Маран не ответил, а просто подхватил ее на руки и пошел с ней к дому. Стоявший рядом Дан увидел его лицо и подумал то ли с завистью, то ли со злорадством… он до сих пор не мог успокоиться, понимая, что лишен свойственного бакнам своего рода иммунитета, обусловленного традициями и воспитанием и позволявшего им отстраняться от отношений, не построенных на соответствии и не обещающих гармонии, он мысленно благодарил Марана, что тот твердой рукой разорвал случайную связь, в которую он мог действительно погрузиться с головой, но это не мешало ему минутами остро жалеть об утраченном… то ли со злорадством, то ли с завистью он подумал: создавай, создавай водовороты, сам ведь уже тонешь… Хотя это уже не водоворот, это пучина…

— Не женщина, а магнит, — сказал Олбрайт, глядя Марану вслед. — И что удивительно, она как будто становится все притягательней.
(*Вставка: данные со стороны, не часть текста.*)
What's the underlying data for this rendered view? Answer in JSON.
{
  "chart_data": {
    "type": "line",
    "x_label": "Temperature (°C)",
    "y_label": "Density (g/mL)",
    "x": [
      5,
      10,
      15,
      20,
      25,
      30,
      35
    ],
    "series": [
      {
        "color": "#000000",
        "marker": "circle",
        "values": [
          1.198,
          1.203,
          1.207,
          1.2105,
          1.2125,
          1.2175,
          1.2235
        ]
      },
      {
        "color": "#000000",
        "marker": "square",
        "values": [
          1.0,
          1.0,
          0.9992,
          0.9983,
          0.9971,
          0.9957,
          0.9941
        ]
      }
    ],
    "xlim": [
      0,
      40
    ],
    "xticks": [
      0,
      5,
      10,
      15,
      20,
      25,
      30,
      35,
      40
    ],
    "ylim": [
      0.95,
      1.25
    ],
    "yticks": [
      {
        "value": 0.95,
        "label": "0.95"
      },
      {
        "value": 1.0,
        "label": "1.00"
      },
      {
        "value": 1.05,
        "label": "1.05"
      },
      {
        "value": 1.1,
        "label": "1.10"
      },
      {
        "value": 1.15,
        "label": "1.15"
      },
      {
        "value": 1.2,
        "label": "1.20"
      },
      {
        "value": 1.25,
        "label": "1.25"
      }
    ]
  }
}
Везет же людям!

— Великий Создатель! — воскликнул Поэт. — Как я раньше не сообразил, олух эдакий…

— Что такое? — спросила Ника.

— У меня появилась торговая идея. И как раз вовремя. А то за Дика мы давно выручили, что могли. Я уже думал, что впредь нам придется просить, так сказать, в долг. Но теперь я нашел, чем платить землянам за дальнейшую помощь.

— Чем же?

— Кевзэ, конечно. Открыть школы. Скажи, Дик, а ты хотел бы, чтобы твоя жена была столь же притягательной?

Олбрайт пожал плечами.

— Мало ли чего я хотел бы? Это, друг мой, от бога.

Поэт засмеялся.

— Нет, Дик, — сказал он весело. — Бога нет. Все зависит от тебя.